Second, a policy that the central authority deems altruistic must be implemented and paid for by people who may oppose it or the way it is implemented. They must be compelled—by force if necessary—to comply with the policy and they must be prevented from subverting it. If “subversion” is construed to include “fomenting social discord” by public criticism, then the central authority may limit free speech and freedom of the press. If pastors question the policy’s morality, the central authority might also limit religious freedoms.
Third, the policy may produce unintended consequences that create more injustices. How will the central authority respond? Will it suppress knowledge of the consequences to prevent discord and, potentially, loss of its legitimacy or power? Will it respond with another layer of coercive policies and, if so, how will it enforce them and what will it do if more unintended consequences result?
Finally, as Smith observed, “Virtue is more to be feared than vice, because its excesses are not subject to the regulation of conscience.” Those attempting to impose virtue—or, at least, their idea of it—tend to deal viciously with dissidents who, because they oppose “virtue,” are, by definition, evil.
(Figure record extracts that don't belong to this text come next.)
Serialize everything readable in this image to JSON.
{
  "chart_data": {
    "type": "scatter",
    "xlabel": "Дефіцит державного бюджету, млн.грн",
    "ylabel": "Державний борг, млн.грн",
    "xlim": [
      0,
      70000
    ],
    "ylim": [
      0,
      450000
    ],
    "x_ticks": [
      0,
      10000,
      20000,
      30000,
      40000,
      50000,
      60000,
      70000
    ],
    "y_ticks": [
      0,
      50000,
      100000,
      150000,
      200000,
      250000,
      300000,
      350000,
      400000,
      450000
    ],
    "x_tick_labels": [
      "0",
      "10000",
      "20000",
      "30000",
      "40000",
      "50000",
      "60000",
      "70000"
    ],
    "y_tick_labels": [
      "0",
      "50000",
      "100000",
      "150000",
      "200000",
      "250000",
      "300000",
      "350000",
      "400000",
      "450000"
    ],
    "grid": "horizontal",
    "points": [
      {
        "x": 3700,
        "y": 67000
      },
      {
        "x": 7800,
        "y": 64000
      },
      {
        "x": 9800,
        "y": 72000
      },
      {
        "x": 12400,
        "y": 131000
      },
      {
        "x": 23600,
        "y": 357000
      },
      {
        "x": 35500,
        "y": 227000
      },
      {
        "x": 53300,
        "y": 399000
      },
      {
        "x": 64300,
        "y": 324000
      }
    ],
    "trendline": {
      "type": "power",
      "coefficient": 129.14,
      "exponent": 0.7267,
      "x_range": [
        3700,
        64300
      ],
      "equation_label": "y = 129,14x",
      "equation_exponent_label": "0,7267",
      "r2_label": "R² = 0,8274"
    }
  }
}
“Hell,” Michael Novak once said, “is what happens when you pursue heaven-on-earth.”
Force used to prevent or redress assaults on persons and property is legitimate; force used to coerce “benevolence” is not. Force is, ultimately, the only hammer in a government’s toolkit and it should be used only on what is achievable and, even then, only sparingly.
Governments can reasonably aspire to deliver Adam Smith's formula for prosperity: “Peace, easy taxes, and a tolerable administration of justice.” In attempting to provide what it cannot, government will destroy its ability to provide what it can.